I have a FB account. I have reestablished contact with old friends and very distant family members I didn't otherwise have contact with. The alternative to finding someone you have lost contact with (if your other close family and friends don't know where someone is or how to contact them) is by searching Google and hoping you find a reasonable match. Even then most sites that find a person for you want an idiotic amount of money and a buy in to their scam service to get the contact info. Then there isn't a guarantee that it is the right person or the contact info is still relevant.

People do use FB for more than asking someone to fertilize their crops or signing some mob-mentality world solving petition.

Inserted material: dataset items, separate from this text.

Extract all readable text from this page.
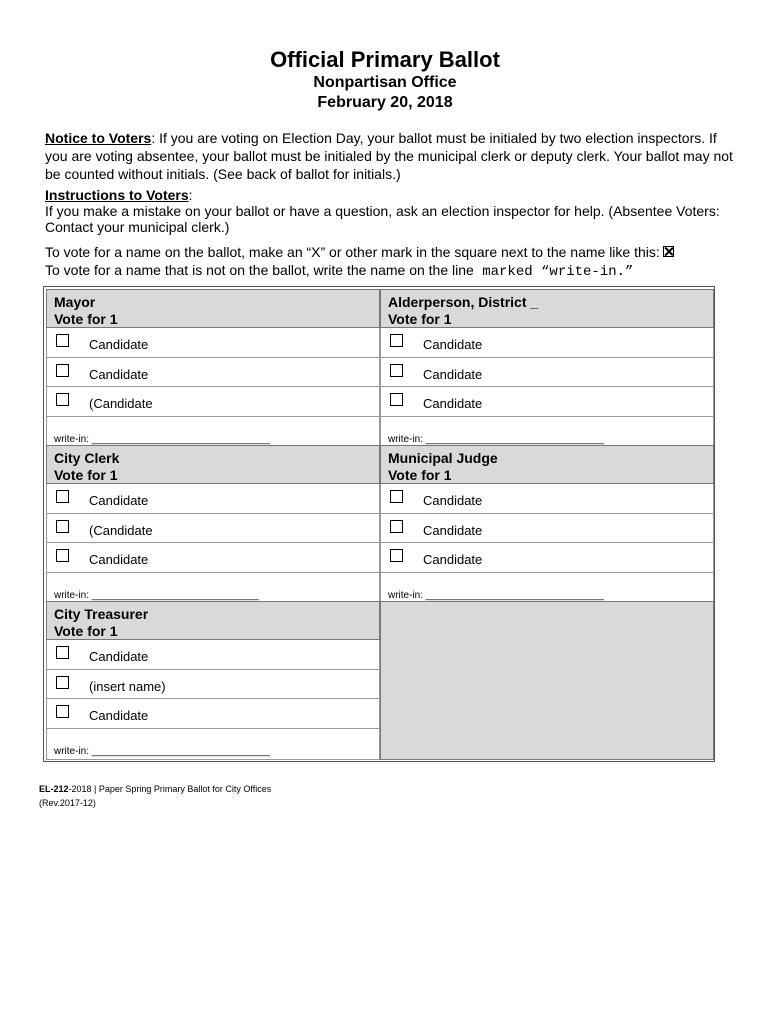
Official Primary Ballot
Nonpartisan Office
February 20, 2018
Notice to Voters: If you are voting on Election Day, your ballot must be initialed by two election inspectors. If you are voting absentee, your ballot must be initialed by the municipal clerk or deputy clerk. Your ballot may not be counted without initials. (See back of ballot for initials.)
Instructions to Voters:
If you make a mistake on your ballot or have a question, ask an election inspector for help. (Absentee Voters: Contact your municipal clerk.)
To vote for a name on the ballot, make an “X” or other mark in the square next to the name like this:
To vote for a name that is not on the ballot, write the name on the line marked “write-in.”
Mayor
Vote for 1
Candidate
Candidate
(Candidate
write-in: ________________________________
Alderperson, District _
Vote for 1
Candidate
Candidate
Candidate
write-in: ________________________________
City Clerk
Vote for 1
Candidate
(Candidate
Candidate
write-in: ______________________________
Municipal Judge
Vote for 1
Candidate
Candidate
Candidate
write-in: ________________________________
City Treasurer
Vote for 1
Candidate
(insert name)
Candidate
write-in: ________________________________
EL-212-2018 | Paper Spring Primary Ballot for City Offices
(Rev.2017-12)
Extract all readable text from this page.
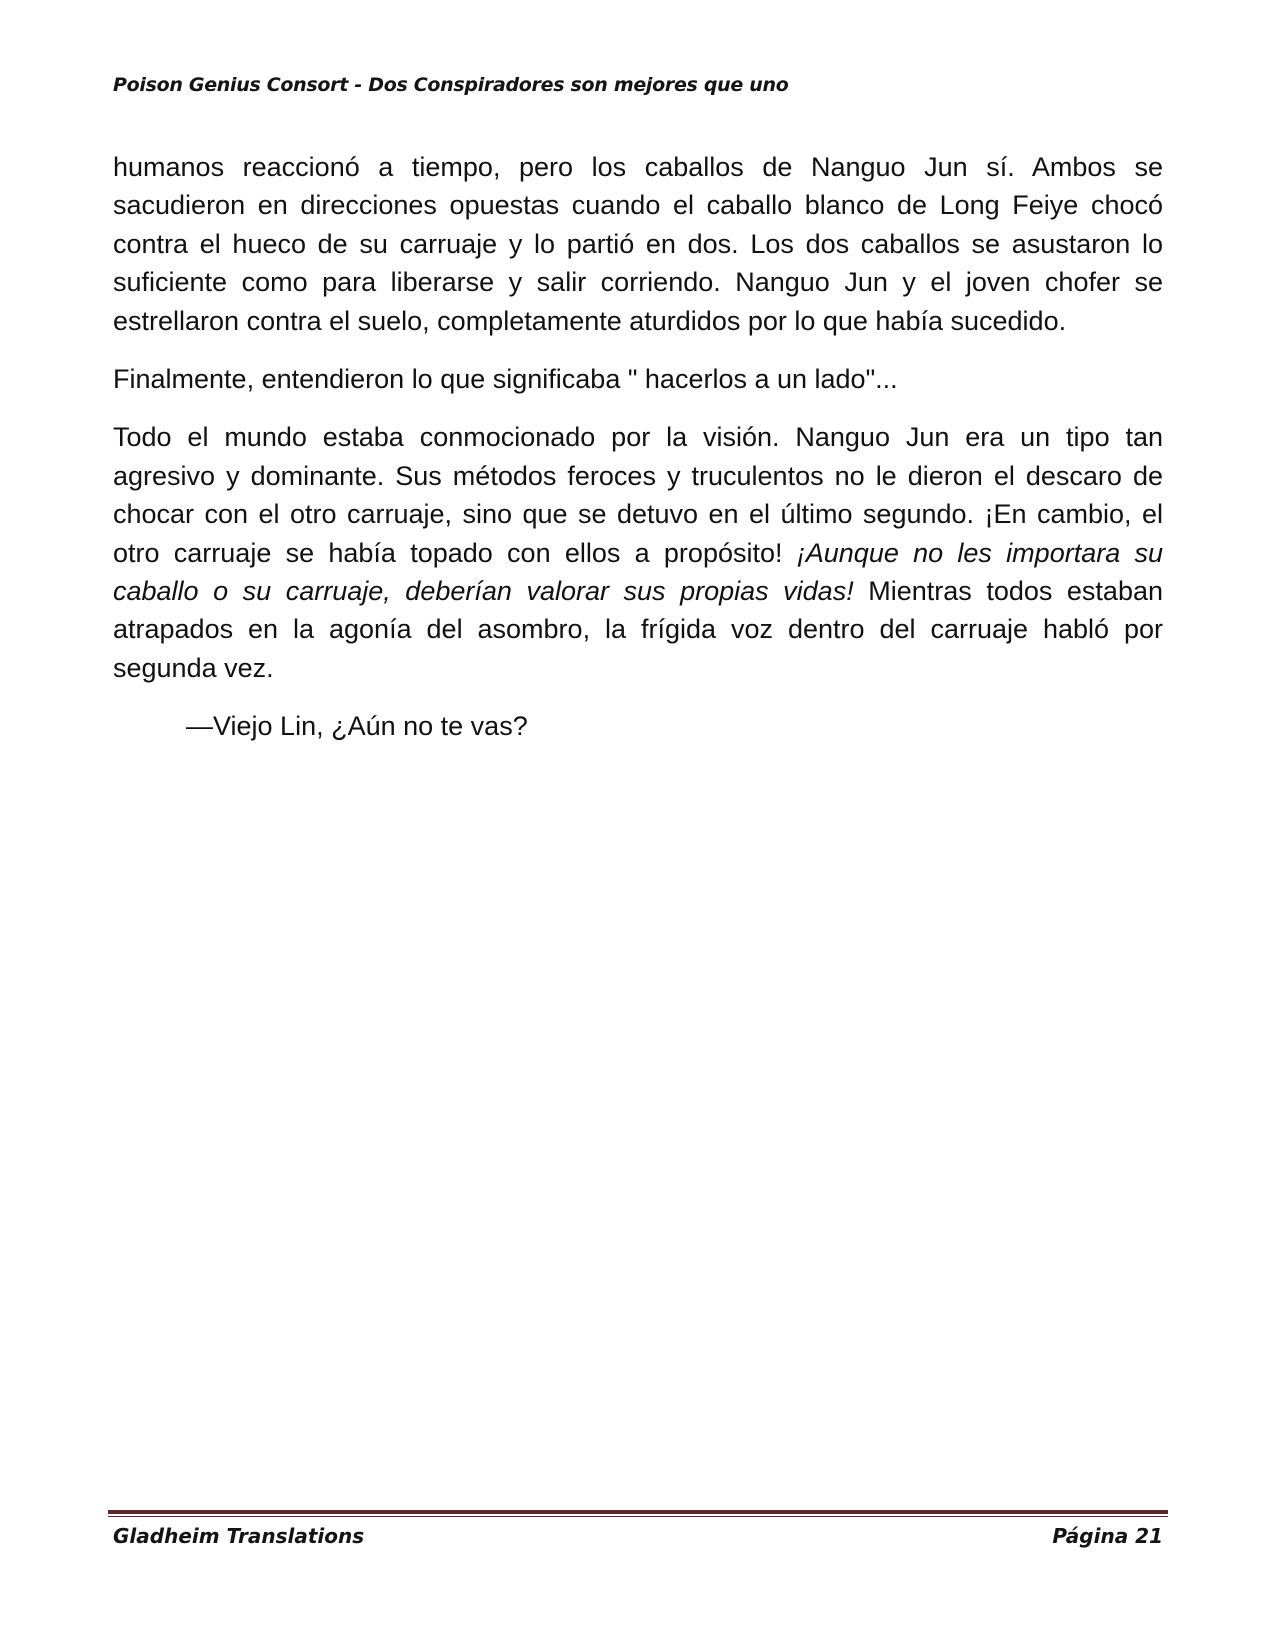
Poison Genius Consort - Dos Conspiradores son mejores que uno

humanos reaccionó a tiempo, pero los caballos de Nanguo Jun sí. Ambos se sacudieron en direcciones opuestas cuando el caballo blanco de Long Feiye chocó contra el hueco de su carruaje y lo partió en dos. Los dos caballos se asustaron lo suficiente como para liberarse y salir corriendo. Nanguo Jun y el joven chofer se estrellaron contra el suelo, completamente aturdidos por lo que había sucedido.

Finalmente, entendieron lo que significaba " hacerlos a un lado"...

Todo el mundo estaba conmocionado por la visión. Nanguo Jun era un tipo tan agresivo y dominante. Sus métodos feroces y truculentos no le dieron el descaro de chocar con el otro carruaje, sino que se detuvo en el último segundo. ¡En cambio, el otro carruaje se había topado con ellos a propósito! ¡Aunque no les importara su caballo o su carruaje, deberían valorar sus propias vidas! Mientras todos estaban atrapados en la agonía del asombro, la frígida voz dentro del carruaje habló por segunda vez.

—Viejo Lin, ¿Aún no te vas?

Gladheim Translations	Página 21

It's possible to use social networking in a responsible manner. Facebook does seem to have a blatant disregard for their users and it's possible that a better service will come along and people will move to it. Another point condescending pedants might be missing is the exposure of security and privacy risks can help to educate people who might not otherwise even know about them. That is, just because people aren't using social networking doesn't make them any more safe on the internet. There were plenty of online scams and security risks before social networking; at least now people can communicate the nature of them and educate users how to safeguard themselves. One of the first things I did after seeing that CBS news story is post it on FB so that people could change their FB and email password info.

Comment Re:How is this new? (Score 0, Troll) 148

It's not new. I got to the article before it was slashdotted. The author (who is also the author of the story) created a python script that spits out different inline CSS depending on the button you select to style some text, loading it into an iframe, in other words the sort of messy 'dynamic' pages that many sites used before being replaced by AJAX.

It's often messy, but doesn't have to be. For that matter AJAX can get ugly and messy at times.

I think the good point to take away from this, that many sites seem to have tossed away, is to provide a way to interact with the site if a user has Javascript disabled. One thing /. pedants often harp and bark about is how they have Javascript disabled and their shock that everyone doesn't. Maybe site owners and developers aren't interested in providing their pages to those who won't allow them to run JS, but that doesn't mean this isn't a useful lesson to those who might like that.